So, you have gone out and bought a journal and a brand new pen to go along with it. You’re now sitting in an overstuffed chair in the back corner of a used bookstore that smells of dust and old leather. You open your journal for the first time and hear the spine cracking as it reluctantly reveals the treasure it’s been successfully protecting until now—the first blank page!
Don’t freak out. Here are some suggestions to help you begin filling up those pages. These suggestions start with what I hope will be very basic information that provides the least amount of intimidation before gradually moving into deeper and deeper levels of self-awareness. Find a level you’re comfortable with and stay there for a while. You don’t have to start out by swimming in the deep end of the pool!
1) Data—Start with simple data; just information like the time, temperature, a description of the room you’re in, the clothes you’re wearing, the events going on in your life, people who are influencing you and so on. I do this on every new entry in my journal. In the upper left corner I write the time, the date, where I am, the temperature outside, and something about the weather. I’m always surprised at how easy it is to go back to those pages years later and be able to remember those exact details! This is great stuff to write when you’re on a trip or vacation, or are doing something out of the norm.
2) Effects of the Data—What is happening because of these activities or events or people? You may keep this at a purely physical level or you may go a little deeper and talk about how these events and people are affecting you personally. Keep it in third person if you want, and talk about how you see other people being affected (good or bad). What types of actions are you or others taking or wanting to take based upon the situation?
3) Questions about the Data—Why is this happening?

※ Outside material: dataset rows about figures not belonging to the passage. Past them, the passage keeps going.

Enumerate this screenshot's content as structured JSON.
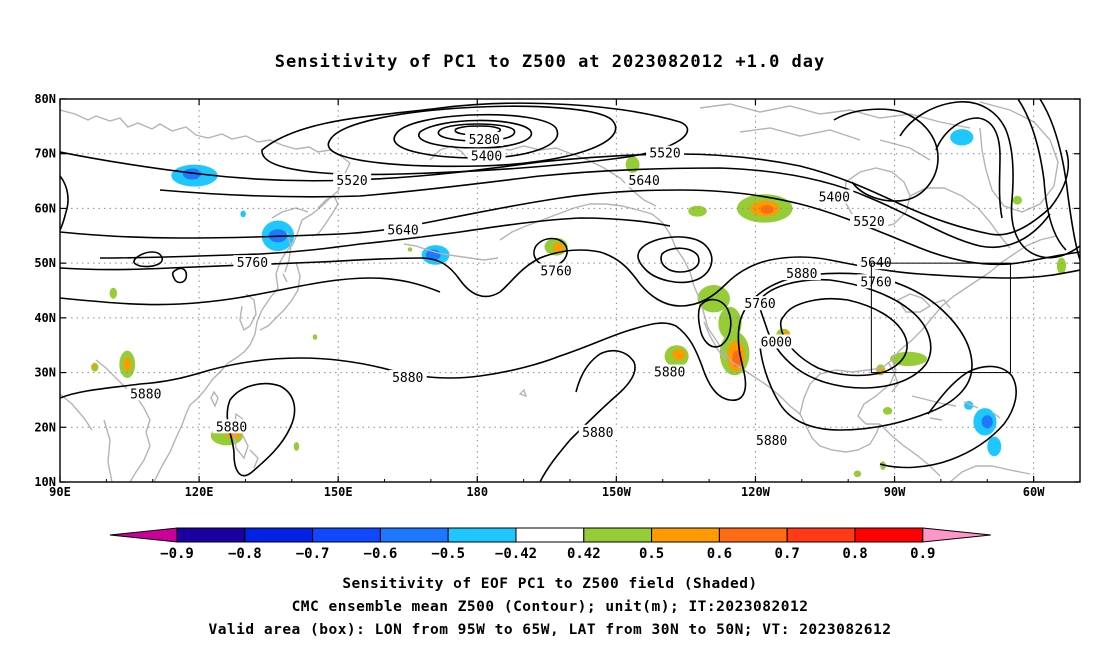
{
  "title": "Sensitivity of PC1 to Z500 at 2023082012 +1.0 day",
  "map": {
    "lon_range": [
      "90E",
      "300E"
    ],
    "lat_range": [
      10,
      80
    ],
    "lon_ticks": [
      {
        "lon": 90,
        "label": "90E"
      },
      {
        "lon": 120,
        "label": "120E"
      },
      {
        "lon": 150,
        "label": "150E"
      },
      {
        "lon": 180,
        "label": "180"
      },
      {
        "lon": 210,
        "label": "150W"
      },
      {
        "lon": 240,
        "label": "120W"
      },
      {
        "lon": 270,
        "label": "90W"
      },
      {
        "lon": 300,
        "label": "60W"
      }
    ],
    "lat_ticks": [
      {
        "lat": 10,
        "label": "10N"
      },
      {
        "lat": 20,
        "label": "20N"
      },
      {
        "lat": 30,
        "label": "30N"
      },
      {
        "lat": 40,
        "label": "40N"
      },
      {
        "lat": 50,
        "label": "50N"
      },
      {
        "lat": 60,
        "label": "60N"
      },
      {
        "lat": 70,
        "label": "70N"
      },
      {
        "lat": 80,
        "label": "80N"
      }
    ],
    "gridlines": "dotted",
    "valid_box": {
      "lon_min": 265,
      "lon_max": 295,
      "lat_min": 30,
      "lat_max": 50
    },
    "contour_labels": [
      {
        "text": "5280",
        "lon": 181.5,
        "lat": 72.5
      },
      {
        "text": "5400",
        "lon": 182,
        "lat": 69.5
      },
      {
        "text": "5520",
        "lon": 153,
        "lat": 65
      },
      {
        "text": "5520",
        "lon": 220.5,
        "lat": 70
      },
      {
        "text": "5640",
        "lon": 216,
        "lat": 65
      },
      {
        "text": "5640",
        "lon": 164,
        "lat": 56
      },
      {
        "text": "5400",
        "lon": 257,
        "lat": 62
      },
      {
        "text": "5520",
        "lon": 264.5,
        "lat": 57.5
      },
      {
        "text": "5760",
        "lon": 131.5,
        "lat": 50
      },
      {
        "text": "5760",
        "lon": 197,
        "lat": 48.5
      },
      {
        "text": "5760",
        "lon": 241,
        "lat": 42.5
      },
      {
        "text": "5880",
        "lon": 250,
        "lat": 48
      },
      {
        "text": "5640",
        "lon": 266,
        "lat": 50
      },
      {
        "text": "5760",
        "lon": 266,
        "lat": 46.5
      },
      {
        "text": "6000",
        "lon": 244.5,
        "lat": 35.5
      },
      {
        "text": "5880",
        "lon": 108.5,
        "lat": 26
      },
      {
        "text": "5880",
        "lon": 165,
        "lat": 29
      },
      {
        "text": "5880",
        "lon": 221.5,
        "lat": 30
      },
      {
        "text": "5880",
        "lon": 127,
        "lat": 20
      },
      {
        "text": "5880",
        "lon": 206,
        "lat": 19
      },
      {
        "text": "5880",
        "lon": 243.5,
        "lat": 17.5
      }
    ],
    "sensitivity_patches": [
      {
        "lon": 119,
        "lat": 66,
        "rx": 5,
        "ry": 2,
        "value": -0.5
      },
      {
        "lon": 118.5,
        "lat": 66.3,
        "rx": 2,
        "ry": 1,
        "value": -0.6
      },
      {
        "lon": 137,
        "lat": 55,
        "rx": 3.5,
        "ry": 2.8,
        "value": -0.5
      },
      {
        "lon": 137,
        "lat": 55,
        "rx": 2,
        "ry": 1.2,
        "value": -0.6
      },
      {
        "lon": 171,
        "lat": 51.5,
        "rx": 3,
        "ry": 1.8,
        "value": -0.5
      },
      {
        "lon": 170.5,
        "lat": 51.5,
        "rx": 1.6,
        "ry": 1,
        "value": -0.6
      },
      {
        "lon": 284.5,
        "lat": 73,
        "rx": 2.5,
        "ry": 1.5,
        "value": -0.5
      },
      {
        "lon": 289.5,
        "lat": 21,
        "rx": 2.5,
        "ry": 2.5,
        "value": -0.5
      },
      {
        "lon": 290,
        "lat": 21,
        "rx": 1.2,
        "ry": 1.2,
        "value": -0.6
      },
      {
        "lon": 291.5,
        "lat": 16.5,
        "rx": 1.5,
        "ry": 1.8,
        "value": -0.5
      },
      {
        "lon": 286,
        "lat": 24,
        "rx": 1,
        "ry": 0.8,
        "value": -0.5
      },
      {
        "lon": 242,
        "lat": 60,
        "rx": 6,
        "ry": 2.6,
        "value": 0.5
      },
      {
        "lon": 242,
        "lat": 60,
        "rx": 3.2,
        "ry": 1.4,
        "value": 0.6
      },
      {
        "lon": 242.5,
        "lat": 59.8,
        "rx": 1.4,
        "ry": 0.8,
        "value": 0.7
      },
      {
        "lon": 227.5,
        "lat": 59.5,
        "rx": 2,
        "ry": 1,
        "value": 0.5
      },
      {
        "lon": 197,
        "lat": 53,
        "rx": 2.5,
        "ry": 1.6,
        "value": 0.5
      },
      {
        "lon": 197.5,
        "lat": 52.8,
        "rx": 1.2,
        "ry": 0.9,
        "value": 0.6
      },
      {
        "lon": 213.5,
        "lat": 68,
        "rx": 1.5,
        "ry": 1.5,
        "value": 0.5
      },
      {
        "lon": 231,
        "lat": 43.5,
        "rx": 3.5,
        "ry": 2.5,
        "value": 0.5
      },
      {
        "lon": 234.5,
        "lat": 39,
        "rx": 2.5,
        "ry": 3,
        "value": 0.5
      },
      {
        "lon": 235.5,
        "lat": 33.5,
        "rx": 3.2,
        "ry": 4,
        "value": 0.5
      },
      {
        "lon": 235.8,
        "lat": 33,
        "rx": 1.9,
        "ry": 2.8,
        "value": 0.6
      },
      {
        "lon": 236,
        "lat": 32.5,
        "rx": 1,
        "ry": 1.5,
        "value": 0.7
      },
      {
        "lon": 223,
        "lat": 33,
        "rx": 2.6,
        "ry": 2,
        "value": 0.5
      },
      {
        "lon": 223.5,
        "lat": 33.3,
        "rx": 1.4,
        "ry": 1,
        "value": 0.6
      },
      {
        "lon": 246,
        "lat": 37,
        "rx": 1.5,
        "ry": 1,
        "value": 0.5
      },
      {
        "lon": 246.5,
        "lat": 37,
        "rx": 0.8,
        "ry": 0.6,
        "value": 0.6
      },
      {
        "lon": 273,
        "lat": 32.5,
        "rx": 4,
        "ry": 1.3,
        "value": 0.5
      },
      {
        "lon": 267,
        "lat": 30.5,
        "rx": 1,
        "ry": 1,
        "value": 0.5
      },
      {
        "lon": 267,
        "lat": 30.5,
        "rx": 0.6,
        "ry": 0.5,
        "value": 0.6
      },
      {
        "lon": 268.5,
        "lat": 23,
        "rx": 1,
        "ry": 0.7,
        "value": 0.5
      },
      {
        "lon": 267.5,
        "lat": 13,
        "rx": 0.6,
        "ry": 0.8,
        "value": 0.5
      },
      {
        "lon": 262,
        "lat": 11.5,
        "rx": 0.8,
        "ry": 0.6,
        "value": 0.5
      },
      {
        "lon": 306,
        "lat": 49.5,
        "rx": 1,
        "ry": 1.5,
        "value": 0.5
      },
      {
        "lon": 296.5,
        "lat": 61.5,
        "rx": 1,
        "ry": 0.8,
        "value": 0.5
      },
      {
        "lon": 126,
        "lat": 18.5,
        "rx": 3.5,
        "ry": 1.8,
        "value": 0.5
      },
      {
        "lon": 127.5,
        "lat": 18.8,
        "rx": 1.6,
        "ry": 0.9,
        "value": 0.6
      },
      {
        "lon": 104.5,
        "lat": 31.5,
        "rx": 1.7,
        "ry": 2.5,
        "value": 0.5
      },
      {
        "lon": 104.5,
        "lat": 31.5,
        "rx": 0.8,
        "ry": 1.2,
        "value": 0.6
      },
      {
        "lon": 97.5,
        "lat": 31,
        "rx": 0.8,
        "ry": 0.8,
        "value": 0.5
      },
      {
        "lon": 97.5,
        "lat": 31,
        "rx": 0.4,
        "ry": 0.4,
        "value": 0.6
      },
      {
        "lon": 101.5,
        "lat": 44.5,
        "rx": 0.8,
        "ry": 1,
        "value": 0.5
      },
      {
        "lon": 141,
        "lat": 16.5,
        "rx": 0.6,
        "ry": 0.8,
        "value": 0.5
      },
      {
        "lon": 129.5,
        "lat": 59,
        "rx": 0.6,
        "ry": 0.6,
        "value": -0.5
      },
      {
        "lon": 165.5,
        "lat": 52.5,
        "rx": 0.5,
        "ry": 0.4,
        "value": 0.5
      },
      {
        "lon": 145,
        "lat": 36.5,
        "rx": 0.5,
        "ry": 0.5,
        "value": 0.5
      }
    ]
  },
  "colorbar": {
    "labels": [
      "-0.9",
      "-0.8",
      "-0.7",
      "-0.6",
      "-0.5",
      "-0.42",
      "0.42",
      "0.5",
      "0.6",
      "0.7",
      "0.8",
      "0.9"
    ],
    "colors": [
      "#1a00a0",
      "#0022e6",
      "#0f48ff",
      "#1e78ff",
      "#1ec8ff",
      "#ffffff",
      "#96cd37",
      "#ff9a00",
      "#ff6a14",
      "#ff3a14",
      "#ff0000"
    ],
    "low_end_color": "#cc0099",
    "high_end_color": "#ff96c8"
  },
  "caption": {
    "line1": "Sensitivity of EOF PC1 to Z500 field (Shaded)",
    "line2": "CMC ensemble mean Z500 (Contour); unit(m); IT:2023082012",
    "line3": "Valid area (box): LON from 95W to 65W, LAT from 30N to 50N; VT: 2023082612"
  }
}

What did that mean? What should I do? Don’t worry about the answers just yet. Simply keep track of all your questions. Remember, your ultimate growth will be measured by the questions you ask, not the answers you have. This is a deeper level and requires a little more interaction with your surroundings. Archie Bunker, for those of you old enough to remember, never went to this level! He just saw in two dimensions. He would see and he would interpret, and most of his interpretations led him to interpret that everyone else on earth was an idiot!
4) Statements of Value—This is when you begin to engage in the process of discovering why you believe what you believe, when you start digging in to your conclusions and discovering the beliefs leading you to those conclusions. “This is what’s going on. This is how it’s affecting me. It raises these questions in me. And these are my answers and conclusions to those questions. Why am I coming to this conclusion? Are my conclusions appropriate in this situation or for this time in my life?” This discovery isn’t always easy and most of the time will require an objective point of view to help you see it. Left to ourselves, we will continually come to the same conclusions: “Everyone else on earth is an idiot.” You will need a trusted influencer in your life to help you see past your conclusions and into your belief system. (See chapter five for a fuller discussion on the importance of a mentor.)
5) Feelings (Emotions)—This is usually the reason people don’t want to journal to begin with—they don’t want to “get in touch with their feelings.” I was asked that one time by a person who was pushing just a little too hard on me—“Clay, what are you feeling?” they asked. “I’m feeling angry and like I want to punch you!” came my reply. Well remember, this is way down on the list of things to write about in your journal, so don’t let this vulnerable, touchy-feely stuff intimidate you. You don’t have to go here if you aren’t ready.
6) Thoughts and Fears—This level can take a while to get to, and you’ll definitely want to have a mentor or an influencer in your life help you navigate these deep waters. Most people walking around today are controlled by their fears. It’s not always a bad thing, but it can eventually erode your perspective on life and cause you to come to consistently negative conclusions, which become the engine for all your decisions and actions even towards people you love. How you think is the most important thing about you. Using your journal to dig down to this depth of self-evaluation can truly transform you into a new person—and that person may be the person you have always felt you were, but never could connect to. Few people are able to tap into this level of self-awareness; I have found journaling to be a wonderful tool to aid in the process.
As you move from level 1 to level 6, you may recognize the process of TFBAR! Levels one and two mainly address the external results and actions of yourself and others. Levels three and four move deeper into the beliefs and feelings we act upon. And levels five and six tap in to the very core of who we are… How we think!
Our thoughts will always determine our feelings.
Our feelings shape our beliefs.
Our beliefs motivate our actions.
Our actions produce the results we experience in our lives.
So how you think is the most important thing about you! At it’s very best, journaling helps you get in touch with how you think!